Après trois années de vaches maigres, une éclaircie se profile pour les banques de gestion de fortune cette année. Lors de sa rencontre annuelle à Berne, l'Association des banquiers privés suisses (ABPS) s'est voulue optimiste. «Après avoir connu une année 2003 encore mitigée, la gestion de fortune entame une année 2004 qui s'annonce plus positive», a déclaré Ivan Pictet, associé-gérant de Pictet & Cie.

Les bénéfices avaient reculé de 35% en 2001 et de 25% en 2002, pour afficher une croissance latérale (0%) l'an dernier. Depuis le 3e trimestre 2003, la rentabilité des banquiers privés va en s'améliorant. En 2004, les bénéfices progresseront en moyenne de 15 à 20%, estime Ivan Pictet. Explication: la bonne maîtrise des coûts, qui ne seront qu'en légère hausse cette année, de 4% à 6%, tandis que les produits devraient augmenter de 8% à 10%, tirés par la hausse des commissions.
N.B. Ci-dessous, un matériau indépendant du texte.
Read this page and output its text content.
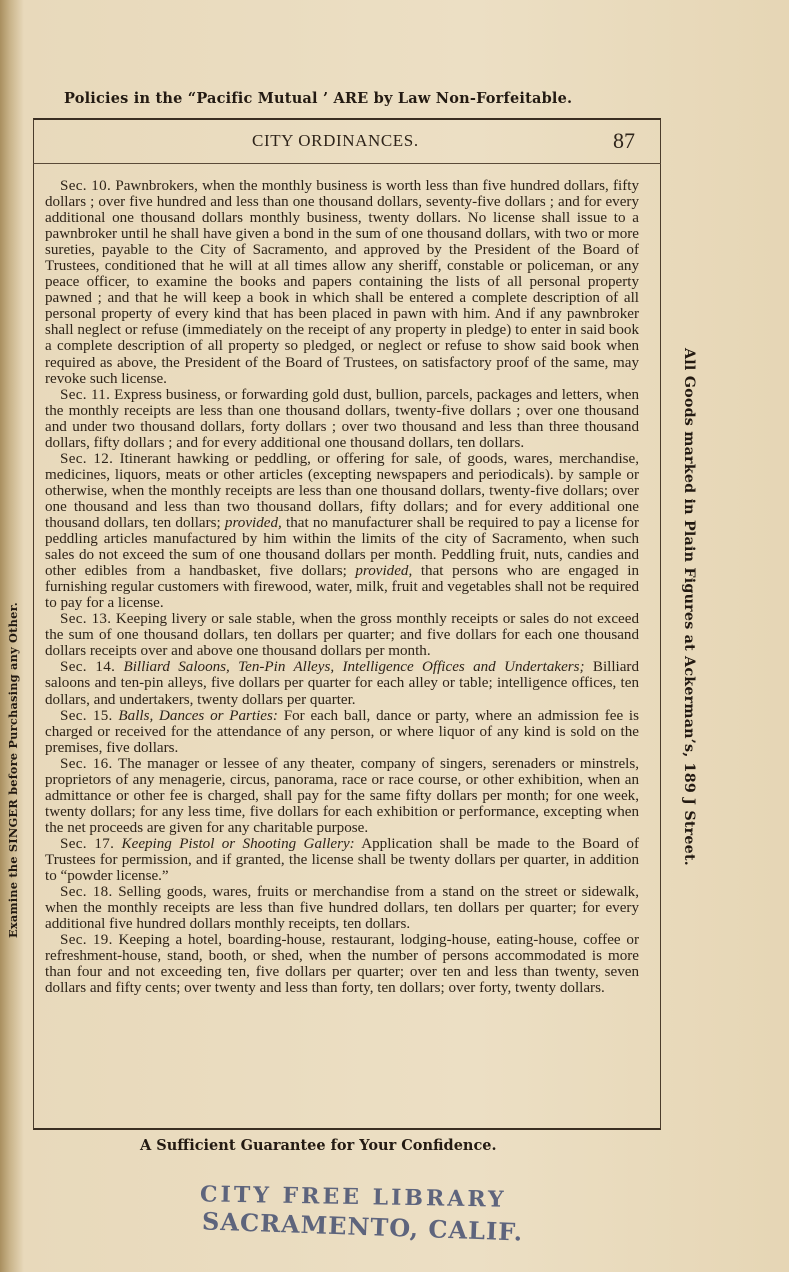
Policies in the “Pacific Mutual ’ ARE by Law Non-Forfeitable.
CITY ORDINANCES.	87

Sec. 10. Pawnbrokers, when the monthly business is worth less than five hundred dollars, fifty dollars ; over five hundred and less than one thousand dollars, seventy-five dollars ; and for every additional one thousand dollars monthly business, twenty dollars. No license shall issue to a pawnbroker until he shall have given a bond in the sum of one thousand dollars, with two or more sureties, payable to the City of Sacramento, and approved by the President of the Board of Trustees, conditioned that he will at all times allow any sheriff, constable or policeman, or any peace officer, to examine the books and papers containing the lists of all personal property pawned ; and that he will keep a book in which shall be entered a complete description of all personal property of every kind that has been placed in pawn with him. And if any pawnbroker shall neglect or refuse (immediately on the receipt of any property in pledge) to enter in said book a complete description of all property so pledged, or neglect or refuse to show said book when required as above, the President of the Board of Trustees, on satisfactory proof of the same, may revoke such license.

Sec. 11. Express business, or forwarding gold dust, bullion, parcels, packages and letters, when the monthly receipts are less than one thousand dollars, twenty-five dollars ; over one thousand and under two thousand dollars, forty dollars ; over two thousand and less than three thousand dollars, fifty dollars ; and for every additional one thousand dollars, ten dollars.

Sec. 12. Itinerant hawking or peddling, or offering for sale, of goods, wares, merchandise, medicines, liquors, meats or other articles (excepting newspapers and periodicals). by sample or otherwise, when the monthly receipts are less than one thousand dollars, twenty-five dollars; over one thousand and less than two thousand dollars, fifty dollars; and for every additional one thousand dollars, ten dollars; provided, that no manufacturer shall be required to pay a license for peddling articles manufactured by him within the limits of the city of Sacramento, when such sales do not exceed the sum of one thousand dollars per month. Peddling fruit, nuts, candies and other edibles from a handbasket, five dollars; provided, that persons who are engaged in furnishing regular customers with firewood, water, milk, fruit and vegetables shall not be required to pay for a license.

Sec. 13. Keeping livery or sale stable, when the gross monthly receipts or sales do not exceed the sum of one thousand dollars, ten dollars per quarter; and five dollars for each one thousand dollars receipts over and above one thousand dollars per month.

Sec. 14. Billiard Saloons, Ten-Pin Alleys, Intelligence Offices and Undertakers; Billiard saloons and ten-pin alleys, five dollars per quarter for each alley or table; intelligence offices, ten dollars, and undertakers, twenty dollars per quarter.

Sec. 15. Balls, Dances or Parties: For each ball, dance or party, where an admission fee is charged or received for the attendance of any person, or where liquor of any kind is sold on the premises, five dollars.

Sec. 16. The manager or lessee of any theater, company of singers, serenaders or minstrels, proprietors of any menagerie, circus, panorama, race or race course, or other exhibition, when an admittance or other fee is charged, shall pay for the same fifty dollars per month; for one week, twenty dollars; for any less time, five dollars for each exhibition or performance, excepting when the net proceeds are given for any charitable purpose.

Sec. 17. Keeping Pistol or Shooting Gallery: Application shall be made to the Board of Trustees for permission, and if granted, the license shall be twenty dollars per quarter, in addition to “powder license.”

Sec. 18. Selling goods, wares, fruits or merchandise from a stand on the street or sidewalk, when the monthly receipts are less than five hundred dollars, ten dollars per quarter; for every additional five hundred dollars monthly receipts, ten dollars.

Sec. 19. Keeping a hotel, boarding-house, restaurant, lodging-house, eating-house, coffee or refreshment-house, stand, booth, or shed, when the number of persons accommodated is more than four and not exceeding ten, five dollars per quarter; over ten and less than twenty, seven dollars and fifty cents; over twenty and less than forty, ten dollars; over forty, twenty dollars.

All Goods marked in Plain Figures at Ackerman’s, 189 J Street.
Examine the SINGER before Purchasing any Other.
A Sufficient Guarantee for Your Confidence.
CITY FREE LIBRARY
SACRAMENTO, CALIF.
La reprise boursière et les apports de fonds plus prononcés de la clientèle gonfleront la masse sous gestion de l'ordre de 10% en 2004. «La croissance du net new money (soit l'argent de clientèle nouvellement acquis, net des sorties d'avoirs) devrait atteindre 3 à 4%», estime Ivan Pictet, signe de bonne santé des marchés de la gestion helvétique de patrimoine.

Ivan Pictet avertit toutefois que «cette vision positive est en partie dépendante d'une stabilisation du dollar». L'an dernier, l'euro s'est envolé de 20% contre le dollar, tandis que le franc suisse gagnait 10% contre le billet vert. Si ce dernier poursuit sa chute, le portefeuille en dollars d'un investisseur européen connaîtra une érosion de performance. Exemple: pour 100 euros placés aujourd'hui à 130 dollars, une performance de 15% à 150 dollars ne signifierait plus que 7% en euros, si entre-temps le dollar a reculé à 1,4 pour 1 euro.

L'amélioration de rentabilité intervient après une baisse prolongée des marchés qui avait incité les banques du secteur à une discipline des coûts les menant à réduire leurs effectifs de 10% ces deux dernières années. Certains, comme les banques privées genevoises Lombard Odier & Cie et Darier Hentsch & Cie, ont supprimé 22% des effectifs (450 postes) depuis leur fusion en juillet 2002. L'environnement réglementaire – tant suisse qu'imposé de l'extérieur – s'était durci, faisant exploser les coûts, en particulier informatiques. Enfin, l'intérêt accru des clients privés pour le on shore banking, soit la gestion de leur patrimoine au pays de domicile, a posé un nouveau défi, illustré notamment par l'amnistie fiscale italienne, qui a permis de rapatrier 50 milliards d'euros vers l'Italie, dont presque 60% en provenance de la Suisse.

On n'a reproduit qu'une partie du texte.